Even in the precipitation-heavy Pacific Northwest, more frequent heatwaves are threatening a key source of water supply.
A Washington State University study that intended to look at snow melting under a single, extreme event, the 2021 “heat dome,” instead revealed an alarming, longer-term rising trend of successive heatwaves melting snowpack earlier in the year.
The findings have implications for many areas worldwide that are dependent on snow-capped mountains to provide summer water since heatwaves have been on the rise globally.
“Short-term events like heatwaves have had an under-appreciated impact on accelerating snow melt, and cumulatively, they can amplify each other,” said Luke Reyes, a doctoral student in WSU’s School of the Environment, and lead author of the study published in npj Climate and Atmospheric Science.
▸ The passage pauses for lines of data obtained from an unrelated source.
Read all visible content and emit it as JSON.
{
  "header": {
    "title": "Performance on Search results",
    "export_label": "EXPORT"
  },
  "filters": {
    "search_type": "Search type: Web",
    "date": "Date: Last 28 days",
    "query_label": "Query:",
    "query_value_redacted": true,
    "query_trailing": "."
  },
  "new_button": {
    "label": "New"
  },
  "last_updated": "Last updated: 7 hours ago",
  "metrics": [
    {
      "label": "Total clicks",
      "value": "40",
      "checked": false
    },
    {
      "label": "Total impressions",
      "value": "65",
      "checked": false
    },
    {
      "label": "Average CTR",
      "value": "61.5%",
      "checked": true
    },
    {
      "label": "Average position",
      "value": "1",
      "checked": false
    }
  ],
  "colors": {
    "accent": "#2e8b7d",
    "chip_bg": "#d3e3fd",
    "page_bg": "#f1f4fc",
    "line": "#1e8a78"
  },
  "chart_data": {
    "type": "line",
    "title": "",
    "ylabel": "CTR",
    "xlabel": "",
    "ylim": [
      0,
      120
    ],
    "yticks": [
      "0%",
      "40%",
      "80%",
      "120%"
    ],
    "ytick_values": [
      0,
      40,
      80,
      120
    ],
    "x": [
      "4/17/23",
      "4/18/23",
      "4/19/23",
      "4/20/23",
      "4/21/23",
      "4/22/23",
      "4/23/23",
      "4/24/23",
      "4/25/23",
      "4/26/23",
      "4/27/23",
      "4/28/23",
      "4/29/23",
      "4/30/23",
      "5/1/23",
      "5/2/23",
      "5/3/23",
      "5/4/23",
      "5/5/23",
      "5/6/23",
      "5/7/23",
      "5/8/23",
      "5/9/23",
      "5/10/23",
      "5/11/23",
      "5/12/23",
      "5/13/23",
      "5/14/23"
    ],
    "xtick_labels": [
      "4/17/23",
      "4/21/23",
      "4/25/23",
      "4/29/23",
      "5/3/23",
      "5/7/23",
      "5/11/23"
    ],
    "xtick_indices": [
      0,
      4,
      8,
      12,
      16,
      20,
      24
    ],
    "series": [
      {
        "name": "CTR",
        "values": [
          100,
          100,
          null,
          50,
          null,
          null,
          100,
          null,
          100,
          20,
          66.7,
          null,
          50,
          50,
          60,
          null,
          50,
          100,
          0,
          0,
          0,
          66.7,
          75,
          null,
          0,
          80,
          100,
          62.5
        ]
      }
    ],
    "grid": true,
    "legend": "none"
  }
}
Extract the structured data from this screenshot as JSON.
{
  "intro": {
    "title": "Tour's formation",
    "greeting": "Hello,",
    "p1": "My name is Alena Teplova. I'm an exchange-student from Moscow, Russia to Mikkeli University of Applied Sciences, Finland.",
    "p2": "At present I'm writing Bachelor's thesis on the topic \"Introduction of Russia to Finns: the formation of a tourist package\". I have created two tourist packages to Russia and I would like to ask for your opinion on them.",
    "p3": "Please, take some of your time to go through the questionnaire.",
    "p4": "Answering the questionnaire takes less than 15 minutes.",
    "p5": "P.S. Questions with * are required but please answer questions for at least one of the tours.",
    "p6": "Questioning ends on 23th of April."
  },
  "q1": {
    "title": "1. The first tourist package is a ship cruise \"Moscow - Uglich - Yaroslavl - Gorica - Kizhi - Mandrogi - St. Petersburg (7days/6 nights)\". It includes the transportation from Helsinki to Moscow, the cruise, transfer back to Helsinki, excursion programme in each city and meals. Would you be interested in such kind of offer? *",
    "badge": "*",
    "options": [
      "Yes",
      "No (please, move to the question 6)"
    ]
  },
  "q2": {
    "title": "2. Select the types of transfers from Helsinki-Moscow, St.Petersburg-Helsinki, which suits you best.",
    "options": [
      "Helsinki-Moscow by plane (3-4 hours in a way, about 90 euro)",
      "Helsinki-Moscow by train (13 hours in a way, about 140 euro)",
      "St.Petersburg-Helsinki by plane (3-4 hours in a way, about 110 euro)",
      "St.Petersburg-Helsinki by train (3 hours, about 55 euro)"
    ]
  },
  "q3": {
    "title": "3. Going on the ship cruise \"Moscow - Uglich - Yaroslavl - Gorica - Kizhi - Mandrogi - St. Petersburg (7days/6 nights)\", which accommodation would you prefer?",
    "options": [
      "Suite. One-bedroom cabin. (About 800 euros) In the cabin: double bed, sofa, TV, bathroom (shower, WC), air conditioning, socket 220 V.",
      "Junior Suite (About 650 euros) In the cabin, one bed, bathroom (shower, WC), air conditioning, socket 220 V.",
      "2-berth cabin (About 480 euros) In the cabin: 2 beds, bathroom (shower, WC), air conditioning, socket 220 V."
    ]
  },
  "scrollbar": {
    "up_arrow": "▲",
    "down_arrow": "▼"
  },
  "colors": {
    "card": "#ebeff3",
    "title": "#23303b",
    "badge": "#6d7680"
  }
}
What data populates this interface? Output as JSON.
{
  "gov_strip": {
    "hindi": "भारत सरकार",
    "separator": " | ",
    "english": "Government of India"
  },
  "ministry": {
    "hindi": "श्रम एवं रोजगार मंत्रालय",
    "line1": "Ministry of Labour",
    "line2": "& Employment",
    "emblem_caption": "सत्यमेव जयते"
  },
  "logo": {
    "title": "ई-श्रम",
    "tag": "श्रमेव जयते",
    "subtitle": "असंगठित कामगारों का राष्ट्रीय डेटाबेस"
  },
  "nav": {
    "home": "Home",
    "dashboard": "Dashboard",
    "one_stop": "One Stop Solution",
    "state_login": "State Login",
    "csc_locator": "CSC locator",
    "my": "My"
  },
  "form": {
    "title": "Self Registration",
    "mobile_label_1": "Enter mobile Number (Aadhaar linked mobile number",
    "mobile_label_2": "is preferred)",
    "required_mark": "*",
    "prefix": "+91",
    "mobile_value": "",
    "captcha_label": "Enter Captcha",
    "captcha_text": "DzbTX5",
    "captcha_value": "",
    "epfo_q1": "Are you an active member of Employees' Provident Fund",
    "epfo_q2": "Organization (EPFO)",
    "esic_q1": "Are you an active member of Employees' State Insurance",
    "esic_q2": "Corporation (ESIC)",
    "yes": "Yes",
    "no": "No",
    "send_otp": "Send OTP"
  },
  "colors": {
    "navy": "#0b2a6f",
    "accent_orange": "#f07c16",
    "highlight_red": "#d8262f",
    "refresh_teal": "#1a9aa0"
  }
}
Heat domes, rare events that occur when the atmosphere traps hot ocean air, caused record temperatures nearing 122 degrees Fahrenheit across the Pacific Northwest in late June 2021. Yet, the researchers found that by the time the dome arrived, a lot of the region’s snowpack had already melted.
Their analysis of high-resolution snowpack and temperature data revealed that high-elevation snow had started melting during a series of heatwaves in April, May and early June — when temperatures were 7.2 to 12.6 degrees Fahrenheit above normal.
Even more concerning, when the researchers looked back at temperature records spanning from 1940 to 2021, they saw that these springtime heatwaves have doubled in frequency, intensity or both since the mid-1990s.
“The data suggests that we don’t necessarily need to be worried about a very rare event like the heat dome, but that heat waves are becoming far more prevalent and are more likely to be driving a lot of snowpack loss in the future,” said co-author Marc Kramer, a WSU associate professor of environmental chemistry.
The effect of short-term heatwaves on snowpack has been understudied because historically researchers looked at snowpack levels on April 1 and average monthly temperatures to estimate climate change impacts on snowpack loss. Those averages might show single-digit temperature increases but obscure the impact of heat spikes that may last just a couple days.
Also, for many years, mountainous snowpack was thought to be resilient to short-term high temperatures in spring because it remained sufficiently cold at high elevations. The WSU study revealed that this buffering capacity appears to have diminished in the face of more frequent and intense heatwaves.
In 2021, the combined result of heatwaves and the heat dome meant the snowpack melted about three weeks earlier than usual, with most snow cover gone by late June. Normally, snowmelt provides the Pacific Northwest with water well into August.
This extreme early melting occurred even though 2021 was a La Niña year, a global weather phenomenon that typically means a deeper snowpack. In fact, Pacific Northwest snowpack that spring was 135% of normal for the higher-elevation snow zone and its 18-year record examined by the study. By the end of June, though, that was gone.
This rapid melt does not bode well for the coming year, 2024, which is expected to have drier weather brought by El Niño.
“We have a coming El Niño year and next year, and there may be some amplification effects,” said Kramer. “If we have less snow to begin with, the snowpack is going to be all that much more vulnerable to these heat anomalies earlier in the season.”
The study is part of the Kramer lab’s broader research into heat wave impacts on ecosystems and agriculture. This research is supported by a grant from the U.S. Department of Agriculture’s National Institute of Food and Agriculture.